La gouvernance durable d’entreprise

La consultation européenne

Vous trouverez sous ce lien la réponse faite par AVOCATS.BE à la consultation de la Commission européenne intitulée « sustainable corporate governance »[1]. Cette consultation concerne deux sujets de droit des sociétés : (i) ce que le droit français appelle le « devoir de vigilance » (en anglais « due diligence duty ») sur la « chaine de valeur » (en anglais « value chain ») et (ii) l’intégration du développement durable dans la gestion d’une entreprise et, dans ce but, une prise en compte des intérêts des « parties prenantes » (en anglais les « stakeholders »).

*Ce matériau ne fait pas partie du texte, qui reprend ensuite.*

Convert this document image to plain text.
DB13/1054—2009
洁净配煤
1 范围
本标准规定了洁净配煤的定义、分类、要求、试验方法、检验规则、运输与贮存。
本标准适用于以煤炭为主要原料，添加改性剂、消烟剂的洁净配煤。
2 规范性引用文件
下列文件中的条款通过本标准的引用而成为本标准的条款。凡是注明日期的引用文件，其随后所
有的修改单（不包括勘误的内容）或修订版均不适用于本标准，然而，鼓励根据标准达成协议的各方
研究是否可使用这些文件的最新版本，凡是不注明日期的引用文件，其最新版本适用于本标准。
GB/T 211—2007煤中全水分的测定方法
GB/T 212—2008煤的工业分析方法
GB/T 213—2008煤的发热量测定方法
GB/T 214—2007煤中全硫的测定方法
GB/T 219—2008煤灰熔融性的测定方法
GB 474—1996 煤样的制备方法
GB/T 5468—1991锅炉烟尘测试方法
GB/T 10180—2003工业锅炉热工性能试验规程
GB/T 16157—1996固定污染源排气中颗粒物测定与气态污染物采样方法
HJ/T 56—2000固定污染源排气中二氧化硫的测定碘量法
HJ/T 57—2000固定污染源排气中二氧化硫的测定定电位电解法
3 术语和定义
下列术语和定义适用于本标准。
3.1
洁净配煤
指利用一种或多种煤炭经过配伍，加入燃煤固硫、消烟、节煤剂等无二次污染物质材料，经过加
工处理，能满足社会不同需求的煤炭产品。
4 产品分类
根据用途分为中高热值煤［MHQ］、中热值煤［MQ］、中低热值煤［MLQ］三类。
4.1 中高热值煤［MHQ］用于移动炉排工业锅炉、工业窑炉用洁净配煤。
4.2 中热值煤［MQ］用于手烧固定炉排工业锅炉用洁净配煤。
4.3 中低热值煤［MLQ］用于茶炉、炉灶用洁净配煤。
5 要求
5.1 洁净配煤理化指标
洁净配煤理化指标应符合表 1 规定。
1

L’idée d’un « devoir de vigilance » pour les entreprises est née notamment après la catastrophe sociale du Rana Plazza (Bangladesh, 2013 – 1127 morts, 2500 blessés)[2] et les catastrophes environnementales de Fukushima (Japon, 2011), du naufrage de l’Erika (France, 1999)[3], de Bhopal (Inde, 1984) ou de Seveso (Italie, 1976), et avec la prise de conscience du dérèglement climatique.

La Tribune vous a informés du Green Deal[4] qui veut faire de l’Europe un continent neutre en carbone d’ici à 2050 et, dans ce Green Deal, du plan « de la Ferme à la Table »[5] qui aura un impact important sur notre alimentation et ses producteurs.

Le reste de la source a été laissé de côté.